We refer to people with the disorders as “experts-by-experience.” They are truly experts in what it’s like to live with a mood disorder. Our approach is very different than the usual paternalistic “We know better; we’re going to tell you what we need; then we do the research; then we produce a paper; and that’s it.” What we’re hoping is that we can do research that is important to people because it has been co-created with the people who are experts in having mood disorders.
Roberta Tovey: Andy asked me to be part of the study when it was still in the grant-writing stage. As somebody who has lived with major treatment-resistant depression for a good part of her life, my own experience has been that most of my therapists have not been particularly interested in my opinion. I’ve been treated very much as a passive observer. I’ve actually had therapists get angry at me. I was practically thrown out by a therapist because I didn’t want to take a medicine he prescribed.
For me, the idea was incredibly exciting that, as a patient, I would actually be listened to, to find out what I had learned over 40 years of depression.

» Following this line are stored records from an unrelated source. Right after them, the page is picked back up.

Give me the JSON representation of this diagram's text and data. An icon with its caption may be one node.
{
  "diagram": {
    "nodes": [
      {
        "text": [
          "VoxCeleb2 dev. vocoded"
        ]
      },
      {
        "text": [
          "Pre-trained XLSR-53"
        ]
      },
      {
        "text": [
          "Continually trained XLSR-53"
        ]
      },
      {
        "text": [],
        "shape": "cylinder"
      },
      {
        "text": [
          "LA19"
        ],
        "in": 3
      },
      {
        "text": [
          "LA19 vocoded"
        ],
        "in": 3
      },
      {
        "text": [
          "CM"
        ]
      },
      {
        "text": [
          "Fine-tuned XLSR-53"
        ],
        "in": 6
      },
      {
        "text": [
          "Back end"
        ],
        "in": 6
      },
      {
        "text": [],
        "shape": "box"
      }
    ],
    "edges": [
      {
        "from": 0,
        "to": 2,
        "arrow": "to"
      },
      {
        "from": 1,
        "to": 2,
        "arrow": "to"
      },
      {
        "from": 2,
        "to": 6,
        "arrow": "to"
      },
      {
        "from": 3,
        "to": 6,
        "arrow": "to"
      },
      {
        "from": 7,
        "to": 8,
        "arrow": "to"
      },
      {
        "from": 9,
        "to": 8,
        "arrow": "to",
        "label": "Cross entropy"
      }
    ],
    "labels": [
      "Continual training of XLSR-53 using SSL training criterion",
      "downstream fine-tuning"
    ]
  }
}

We’re really talking about a sea change in the model of care and research in mental health. In mental health until now, researchers research, clinicians prescribe, and patients do what they’re told. The network is all about giving patients a voice. People with psychological conditions are integral to the process.
Can you provide an example of how people with mood disorders affected the network?

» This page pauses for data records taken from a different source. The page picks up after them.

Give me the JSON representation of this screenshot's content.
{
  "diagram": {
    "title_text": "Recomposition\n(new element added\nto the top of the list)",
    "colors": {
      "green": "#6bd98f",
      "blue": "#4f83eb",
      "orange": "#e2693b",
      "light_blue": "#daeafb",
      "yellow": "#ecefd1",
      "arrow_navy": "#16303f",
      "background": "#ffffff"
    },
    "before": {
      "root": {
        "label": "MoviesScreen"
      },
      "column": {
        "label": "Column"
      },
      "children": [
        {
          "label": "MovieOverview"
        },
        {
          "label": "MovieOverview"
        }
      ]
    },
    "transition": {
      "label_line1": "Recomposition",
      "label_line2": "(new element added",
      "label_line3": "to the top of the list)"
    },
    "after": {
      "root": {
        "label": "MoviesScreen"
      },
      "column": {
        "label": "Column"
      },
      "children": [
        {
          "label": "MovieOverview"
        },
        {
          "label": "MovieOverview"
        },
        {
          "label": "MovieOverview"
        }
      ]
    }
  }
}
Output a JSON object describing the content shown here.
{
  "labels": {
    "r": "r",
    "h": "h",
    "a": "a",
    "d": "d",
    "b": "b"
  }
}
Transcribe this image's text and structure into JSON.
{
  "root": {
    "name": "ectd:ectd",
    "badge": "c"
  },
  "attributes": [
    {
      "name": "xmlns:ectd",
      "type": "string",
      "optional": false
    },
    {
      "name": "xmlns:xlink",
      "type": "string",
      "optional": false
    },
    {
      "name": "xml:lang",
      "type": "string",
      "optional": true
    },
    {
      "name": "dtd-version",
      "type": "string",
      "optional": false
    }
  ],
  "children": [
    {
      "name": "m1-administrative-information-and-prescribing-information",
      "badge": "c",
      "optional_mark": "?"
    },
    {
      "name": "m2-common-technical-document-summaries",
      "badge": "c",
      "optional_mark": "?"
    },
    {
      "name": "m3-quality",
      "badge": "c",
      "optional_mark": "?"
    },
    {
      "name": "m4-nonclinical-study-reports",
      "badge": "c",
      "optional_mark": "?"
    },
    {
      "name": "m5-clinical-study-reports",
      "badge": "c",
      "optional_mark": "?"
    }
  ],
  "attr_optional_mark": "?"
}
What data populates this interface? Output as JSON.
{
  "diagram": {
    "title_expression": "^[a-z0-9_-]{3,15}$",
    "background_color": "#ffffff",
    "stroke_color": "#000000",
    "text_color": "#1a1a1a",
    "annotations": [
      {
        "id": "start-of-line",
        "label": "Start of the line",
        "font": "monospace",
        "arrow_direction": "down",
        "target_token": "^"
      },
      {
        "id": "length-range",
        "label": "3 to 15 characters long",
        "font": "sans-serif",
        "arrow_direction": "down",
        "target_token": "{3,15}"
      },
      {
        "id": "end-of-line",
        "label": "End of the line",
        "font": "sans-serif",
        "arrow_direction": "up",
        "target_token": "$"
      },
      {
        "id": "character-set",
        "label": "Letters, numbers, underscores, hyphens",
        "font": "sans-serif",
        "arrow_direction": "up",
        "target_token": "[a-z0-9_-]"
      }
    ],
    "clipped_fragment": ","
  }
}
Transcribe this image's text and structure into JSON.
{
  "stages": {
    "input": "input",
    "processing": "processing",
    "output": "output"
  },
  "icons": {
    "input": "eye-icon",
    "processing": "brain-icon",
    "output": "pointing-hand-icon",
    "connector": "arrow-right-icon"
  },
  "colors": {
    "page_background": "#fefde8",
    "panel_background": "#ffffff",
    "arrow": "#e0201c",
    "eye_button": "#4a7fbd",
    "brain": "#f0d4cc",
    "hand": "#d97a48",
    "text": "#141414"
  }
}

Roberta Tovey: We have a network survey of what research people think is important to do. The thing that comes out number one is addressing the stigma of mental illness. That was unexpected. Another topic that comes up very high is alternative treatments. We are now working on two research plans testing alternative treatments: yoga and mindfulness.
Andrew Nierenberg: For a study we’ve proposed that will use the network’s data, we asked parents of kids who have bipolar disorder what research design made sense to them for testing therapies. In one design, you give the child one therapy and if the child doesn’t get better on that therapy, you switch to another. In another design, you have a child take both therapies at once. The survey showed that the parents preferred not combining therapies—they were particularly worried about side effects. So we designed our proposed study with the children taking one therapy at a time.
We invite others with mood disorders, or those who support them, to join the network! It has much to offer its members—and we in turn welcome members’ opinions and experiences to shape our future work.
The views expressed here are those of the authors and not necessarily those of PCORI.
October 5, 2016, 5:53 PM
Comment by Gary Czugh,
I think combining two therapies is contraindicated for comparison. Comparing two or more sequential therapies is also contraindicated. The effect of one on the other is unmeasurable. The best way of measuring results is treating symptoms as closely related as possible. Personality is a variable also. To delineate the symptoms as empirically as possible is most important.